Coral Gables Dogs and their Owners

Each year we present a portfolio of Coral Gables dogs and their owners, from all walks of life. What follows are six portraits.


Rescue dog, shepherd mix, 5 years 
The Owner Marcos Segrera, Evensky & Katz/Foldes Financial 

Dog Story: “We found him [as a puppy] in a box at a gas station,” says Segrera. “It was my wife that found him, but I’ll take the credit.” The Segrera family also owns a Golden Retriever and has a running joke that Moglie will have to go because he is not equally perfect. “This upsets my son Carlos, who loves him,” says Marcos. “Moglie is endearing with his personality.” That personality includes his habit of barking from the pool until you throw him his toy. “Once he gets it, he will take it to some out-of-the-way place where he wants you to pick it up – and throw it back to him… he’s no retriever!”
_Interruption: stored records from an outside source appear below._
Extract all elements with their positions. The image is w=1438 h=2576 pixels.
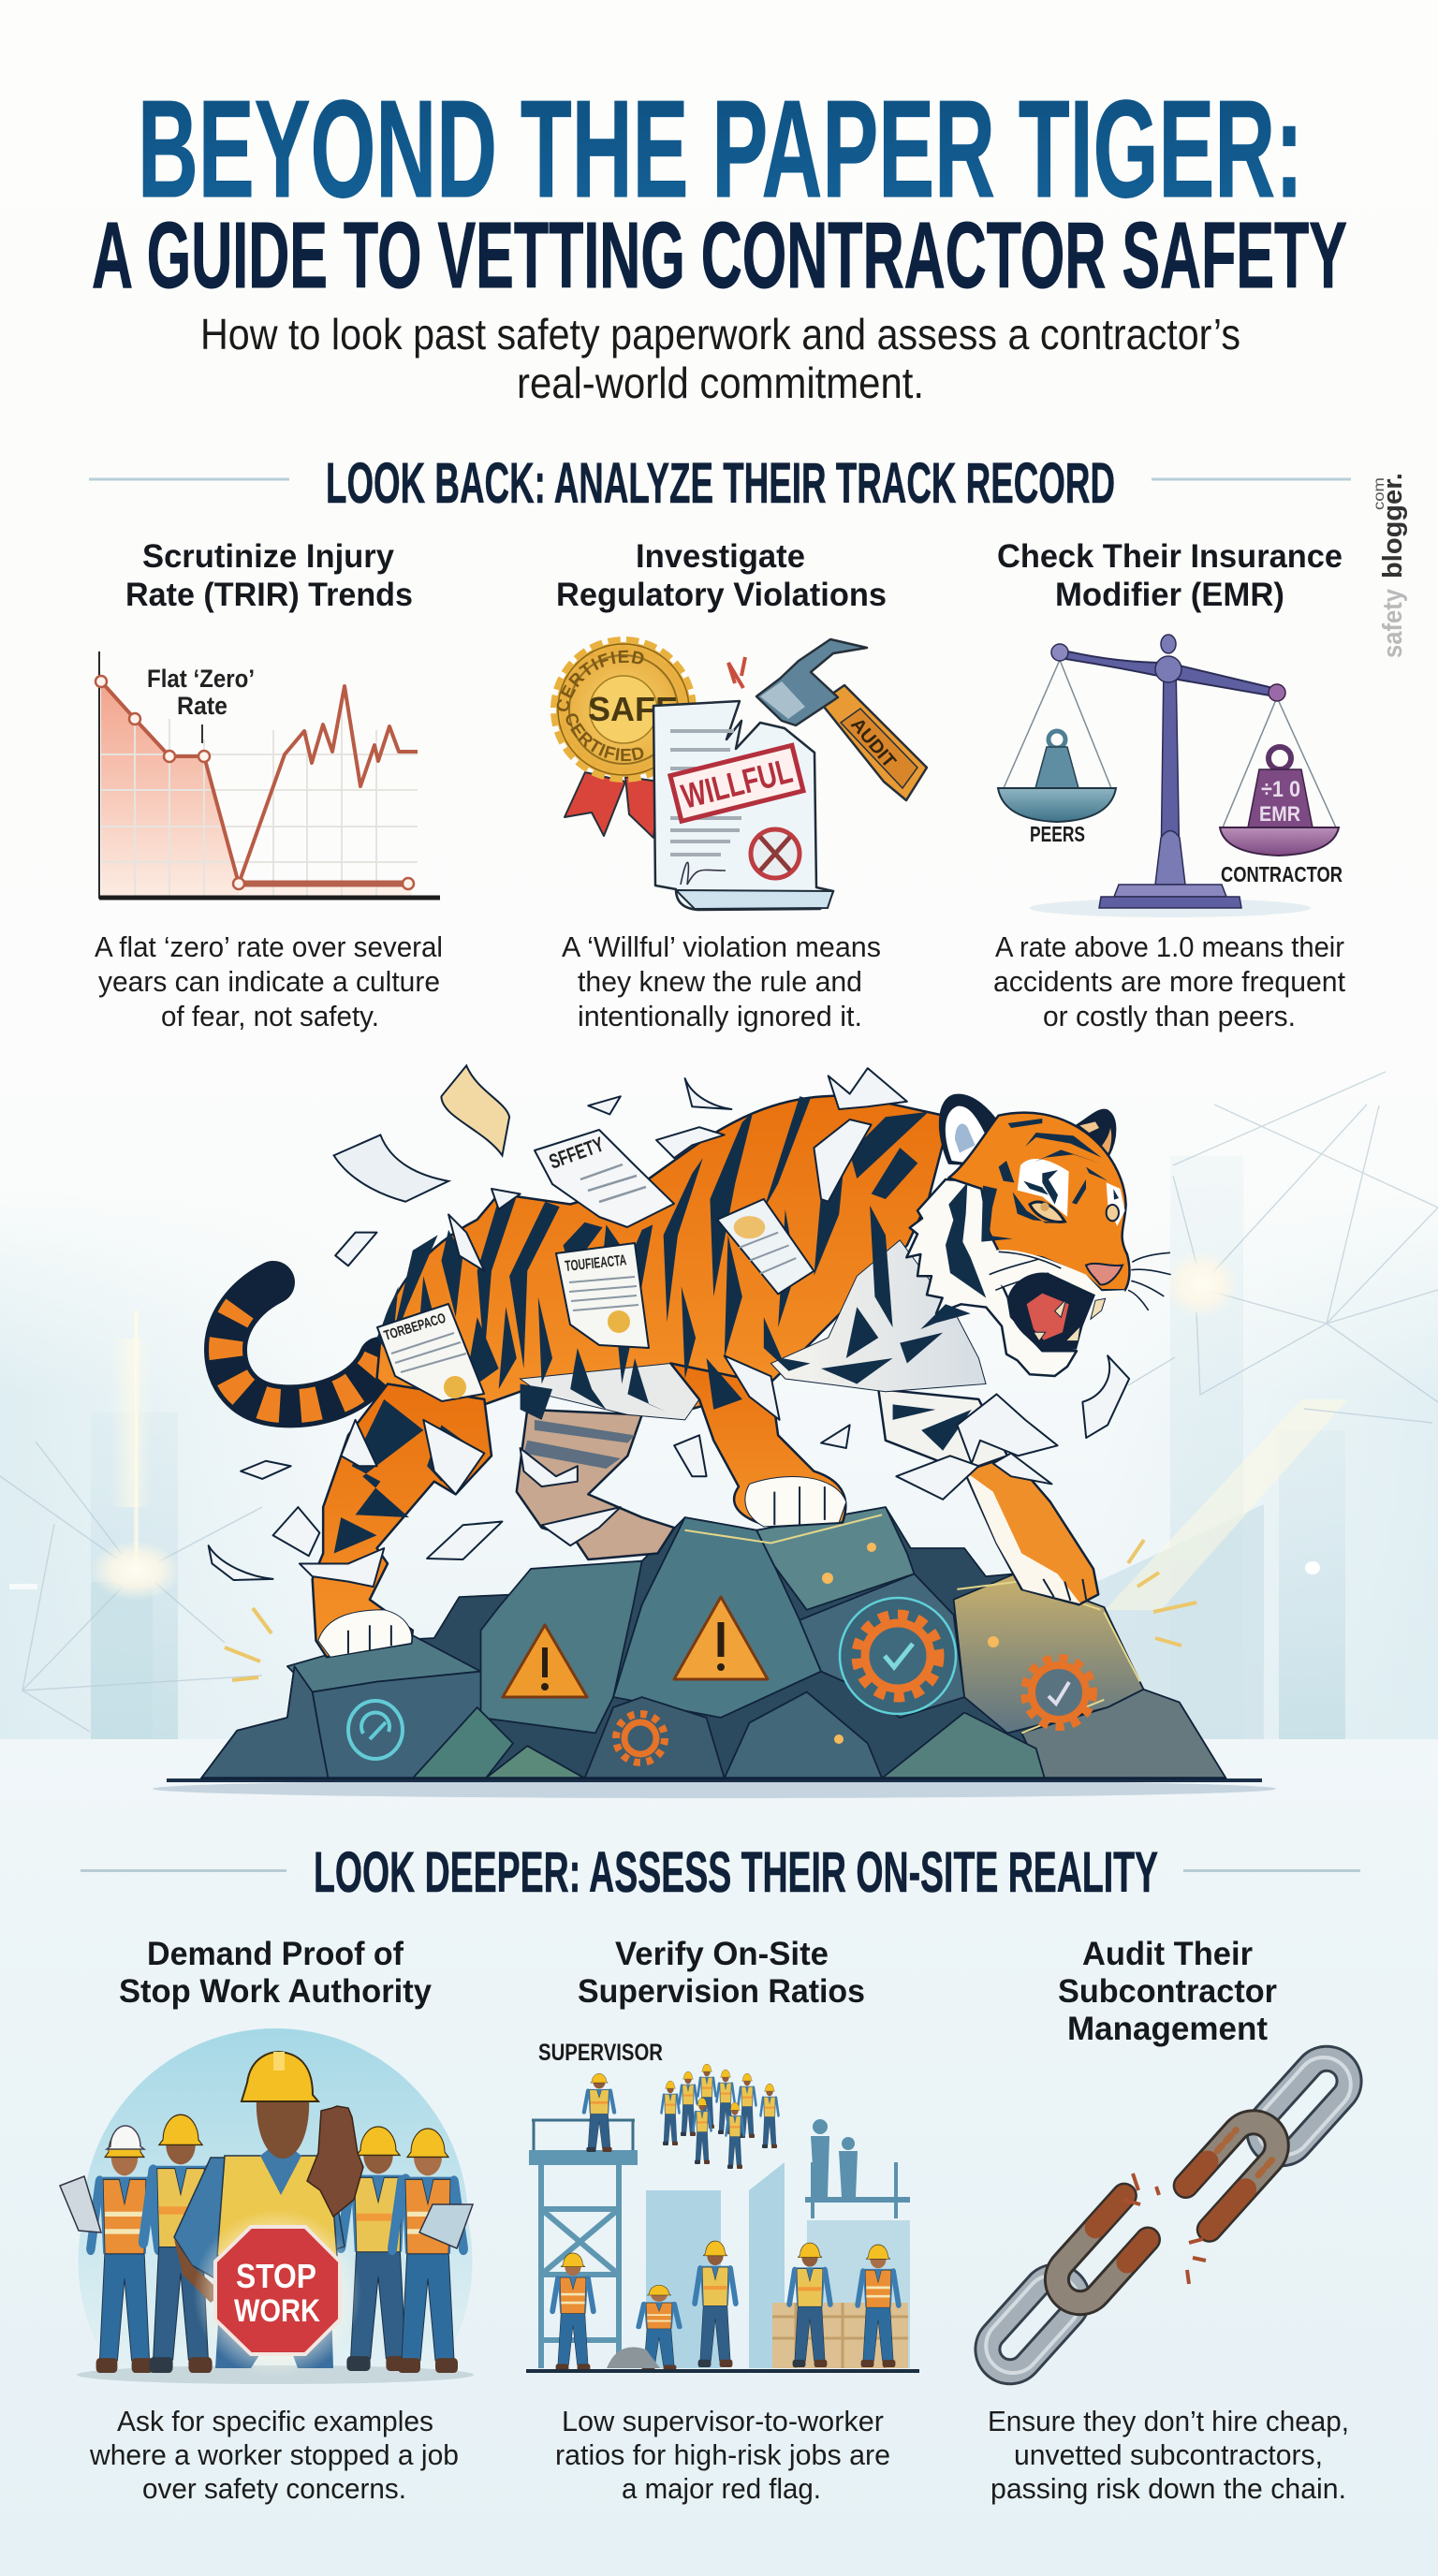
ground line [153,1778,1276,1798]
heading: regulatory violations [556,538,887,613]
illustration: balance scale [998,635,1343,917]
icon: certified seal [550,637,697,783]
heading: stop work [119,1936,433,2010]
description: TRIR: years can indicate a culture [98,965,440,998]
eyes [1030,1202,1119,1222]
backdrop circle [78,2028,473,2368]
open mouth [1008,1272,1095,1352]
link: bottom [975,2264,1091,2384]
illustration: broken chain [975,2046,1362,2384]
title [92,72,1347,308]
heading: EMR [997,538,1343,613]
icon: small gear [616,1714,665,1763]
orange head [948,1113,1129,1290]
description: supervision [555,2405,890,2505]
paper: safety sheet [535,1130,674,1227]
description: supervision: ratios for high-risk jobs are [555,2438,890,2471]
background buildings [646,2162,910,2368]
stripes [377,1096,943,1420]
stamp: willful [670,745,803,821]
description: subcontractor: unvetted subcontractors, [1014,2438,1323,2471]
heading: EMR: Check Their Insurance [997,538,1343,575]
white ruff [906,1179,1077,1376]
supervisor [584,2073,614,2152]
watermark: safetyblogger.com: blogger. [1378,473,1408,578]
watermark: safetyblogger.com [1372,473,1408,658]
worker: right with tablet [392,2129,473,2373]
near front leg [670,1364,846,1527]
line chart: TRIR trend: Rate [177,692,227,720]
description: TRIR: A flat ‘zero’ rate over several [95,930,443,963]
icon: certified seal: CERTIFIED [565,713,644,762]
white chest [770,1240,986,1392]
worker: woman with tablet [60,2126,158,2373]
whiskers [990,1251,1171,1310]
icon: hammer [728,639,927,800]
icon: peers weight and pan [998,731,1116,822]
description: supervision: a major red flag. [622,2472,821,2505]
line chart: TRIR trend [95,651,440,899]
icon: hammer: AUDIT [846,714,900,772]
link: upper broken [1175,2113,1286,2230]
heading: supervision: Verify On-Site [615,1936,829,1972]
subtitle [200,310,1240,407]
subtitle: How to look past safety paperwork and assess a contractor’s [200,310,1240,359]
rock pile [201,1507,1225,1778]
tiger head [906,1094,1171,1376]
illustration: balance scale: CONTRACTOR [1221,862,1343,886]
paper: toufieacta sheet: TOUFIEACTA [565,1252,627,1275]
description: EMR: or costly than peers. [1043,1000,1296,1032]
glowing rock lights [822,1543,999,1744]
icon: certified seal: SAFE [588,690,678,728]
link: lower broken [1048,2196,1159,2313]
heading: subcontractor: Subcontractor [1058,1973,1277,2010]
tiger tail [226,1282,380,1406]
description: supervision: Low supervisor-to-worker [562,2405,884,2437]
facial stripes [920,1119,1119,1329]
description: stop work: over safety concerns. [142,2472,406,2505]
icon: warning triangle left [503,1625,587,1697]
heading: subcontractor: Management [1067,2011,1268,2047]
illustration: seal, violation document and hammer [550,637,929,912]
description: violations: they knew the rule and [578,965,862,998]
description: stop work: Ask for specific examples [117,2405,433,2437]
icon: contractor weight and pan [1220,747,1339,856]
icon: torn violation document [653,701,833,910]
description: TRIR [95,930,443,1032]
icon: certified seal ribbon [565,772,660,838]
illustration: paper tiger on rocks [153,1065,1276,1798]
heading: subcontractor [1058,1936,1277,2047]
heading: EMR: Modifier (EMR) [1055,577,1284,613]
paper: toufieacta sheet [556,1243,649,1348]
icon: contractor weight and pan: ÷1 0 [1261,777,1300,802]
description: stop work [89,2405,459,2505]
nose [1086,1264,1123,1284]
icon: beam and pillar [1051,635,1285,908]
tiger body [313,1096,1098,1657]
worker: right yellow vest [341,2127,416,2371]
line chart: TRIR trend: Flat ‘Zero’ [147,665,255,693]
description: EMR: A rate above 1.0 means their [995,930,1344,963]
description: TRIR: of fear, not safety. [161,1000,379,1032]
right scaffold and silhouettes [805,2119,910,2218]
paper: safety sheet: SFFETY [546,1133,607,1174]
heading: regulatory violations: Regulatory Violations [556,577,887,613]
main torso [377,1096,950,1435]
heading: regulatory violations: Investigate [636,538,805,575]
description: EMR: accidents are more frequent [993,965,1345,998]
worker: central raising hand [174,2052,363,2368]
icon: teal recycle swirl [348,1701,403,1759]
hind leg [313,1383,492,1657]
description: subcontractor [988,2405,1349,2505]
ground workers [552,2241,899,2371]
heading: stop work: Stop Work Authority [119,1973,433,2010]
subtitle: real-world commitment. [517,359,924,407]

Cavalier King Charles Spaniel, 5 years 
The Owner Lani Kahn Drody, Lowell International Realty 

Dogs and their Owners

Dog Story: “Between my husband and two teenage sons, I live in a household of boys, so I needed some femininity in the home,” says Drody, who adopted Maggie as a puppy. “Now I have my girl. I enjoy brushing her hair and dressing her up.” As for discipline, says Drody, “We kind of let her get away with murder because she is so sweet. She sleeps between our heads at night and puts her rear end up against the headboard.” Oddest behavior: “She hops up and takes a nap on the dinner table, while we are actually eating.” 

Julio Pickles 

Yellow Lab, 4 years 
The Owners Heidi and Shane Battier (yes, the ex-Miami Heat star) 

Dogs and their Owners

Dog Story: “All of our dogs have been rescue dogs,” says Heidi, but when an old friend in California said she would train a puppy for them, “We took her up on it.” Of course, Heidi admits, “We promptly undid some of his training when he got home.” As for quirks, “We refer to him as the mayor of our street. If you leave the door open, he kind of meanders out. If a neighbor’s door is open, he will walk inside,” she says. “I can’t tell you how many times on the [the neighborhood app] someone asks, ‘Does anyone know whose dog this is?’ Someone else will answer, ‘Just take him down to the Battier house.”


Golden Doodle, 5 months 
The Owner Alirio Torrealba, MG Developer

Alirio Torrealba with Benz

Dog Story “Talking with a friend about how our kids were going off to college, I decided that getting Benz would be a good idea because it brings back that feeling of having a newborn,” says Torrealba, who adopted Benz at birth. A car enthusiast, he named the dog after his vintage Mercedes Benz. After their morning walks, Torrealba plays with Benz in the backyard before starting his workday. “It reminds me of the attention my kids needed when they were little.” Unlike his kids, however, Benz will bring him a ball on command. Torrealba’s friend, meanwhile, adopted the only other puppy in the litter, a girl he named Mercedes. Expect play dates.

Gabby & Codie 

Greyhounds, 6 (Gabby); 81⁄2 (Codie) 
The Owner Rhonda Anderson, City Commissioner, attorney 

Rhonda Anderson and her dogs

Dog Story: Anderson, who helped make it illegal to race greyhounds in Florida, had already adopted two of the abused canines. “I looked for rescue [organizations] and found one called Friends of Greyhounds, which is now closed because the racetracks are closed,” she says. An empty nester, Anderson says: “These are not dogs I would adopt for young children. They are too big. They get excited and when they wag their tails it’s like a little whip.” Between their bony elbows and body heat, Anderson says she won’t let them sleep on the bed. “They have dreams at night of racing. They are running with a whimper, chasing a ball or a rabbit.” 


Labradoodle, 3 years 
The Owner Cocó D’Ascola, Cocó Interior Design 

Dogs and their Owners

Dog Story: “Both my husband and I are dog people, but this is our first since having children,” says D’Ascola, and with a very special twist. D’Ascola’s 12-year-old son Santiago suffers from epilepsy (he attends Crystal Academy), and Moxie was trained from puppyhood to be his service dog. “We knew that labradoodles were a good breed for this kind of service,” she says, “but it was very expensive to train her.” The D’Ascola family used GoFundMe to help defray the expense, and now Moxie “has her own bank account.” Among the training: “She know how to speak when [Santiago] is down, and how to get the seizure medicine… she is awesome.”